Happy to talk more if you want!

@damdevienne @Julien_JOSEPH
Thanks for the ref to L. Knowles' paper; a very similar goal, but using an unpublished machine learning method so I wasn't sure how to cite/compare it.

@GaltierNicolas Hi! Have you seen this article by colleagues from the LBBE ? @damdevienne
https://journals.plos.org/plosbiology/article?id=10.1371/journal.pbio.3001776

"Introgression from a ghost lineage (X) from outside the ingroup of interest produces a phylogenetic tree with increased branch lengths compared to the species tree (scenario C),"

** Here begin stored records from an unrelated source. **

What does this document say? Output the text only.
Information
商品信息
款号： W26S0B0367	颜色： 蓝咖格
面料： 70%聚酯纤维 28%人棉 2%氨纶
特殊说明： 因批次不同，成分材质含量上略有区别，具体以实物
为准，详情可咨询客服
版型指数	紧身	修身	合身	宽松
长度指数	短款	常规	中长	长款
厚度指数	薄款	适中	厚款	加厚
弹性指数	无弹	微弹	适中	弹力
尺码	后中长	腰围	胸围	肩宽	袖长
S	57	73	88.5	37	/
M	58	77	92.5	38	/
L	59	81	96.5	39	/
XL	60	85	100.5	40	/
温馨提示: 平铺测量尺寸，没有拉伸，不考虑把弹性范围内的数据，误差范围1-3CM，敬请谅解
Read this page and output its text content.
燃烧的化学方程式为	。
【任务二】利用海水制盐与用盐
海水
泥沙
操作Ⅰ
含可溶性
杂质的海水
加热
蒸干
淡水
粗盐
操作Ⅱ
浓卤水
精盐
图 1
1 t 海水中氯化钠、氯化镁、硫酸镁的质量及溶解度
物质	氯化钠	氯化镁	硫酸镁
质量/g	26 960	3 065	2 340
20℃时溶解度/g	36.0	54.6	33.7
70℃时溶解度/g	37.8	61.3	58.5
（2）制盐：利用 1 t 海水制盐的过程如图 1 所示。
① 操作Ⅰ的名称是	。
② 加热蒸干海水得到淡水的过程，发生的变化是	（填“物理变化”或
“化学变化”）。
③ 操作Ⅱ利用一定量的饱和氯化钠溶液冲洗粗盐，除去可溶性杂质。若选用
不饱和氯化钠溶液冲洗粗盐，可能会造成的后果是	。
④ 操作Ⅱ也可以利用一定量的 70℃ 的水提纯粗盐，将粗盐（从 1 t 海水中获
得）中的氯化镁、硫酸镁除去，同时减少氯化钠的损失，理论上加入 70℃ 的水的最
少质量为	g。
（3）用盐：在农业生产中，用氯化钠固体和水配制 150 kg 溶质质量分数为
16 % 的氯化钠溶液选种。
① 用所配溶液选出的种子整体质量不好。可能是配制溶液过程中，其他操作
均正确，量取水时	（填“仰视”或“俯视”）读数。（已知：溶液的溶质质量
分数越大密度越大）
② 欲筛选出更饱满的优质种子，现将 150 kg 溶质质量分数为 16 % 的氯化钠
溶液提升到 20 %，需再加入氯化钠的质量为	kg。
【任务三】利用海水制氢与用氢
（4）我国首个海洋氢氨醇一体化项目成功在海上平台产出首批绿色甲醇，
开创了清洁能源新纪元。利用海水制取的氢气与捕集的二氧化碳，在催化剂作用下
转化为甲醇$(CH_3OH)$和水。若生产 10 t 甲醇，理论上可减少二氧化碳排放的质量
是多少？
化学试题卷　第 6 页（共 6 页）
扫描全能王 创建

It seems that GF does not always leads to shorter branches...

But may be there is a way to control for that ?

Ghost lineages can invalidate or even reverse findings regarding gene flow

Extinct and unknown species are overlooked in evolutionary studies of gene flow. This paper shows that taking such "ghost lineages" into account changes the conclusions of several studies on this subject.

@Julien_JOSEPH @damdevienne
yes!
Gene flow from ghost lineage is a potential confounder, which I could have discussed indeed.
This migth generate tall discordant gene trees with significant imbalance between the two discordant topologies; I haven't witnessed this pattern so far in my analysis but clearly something to keep in mind!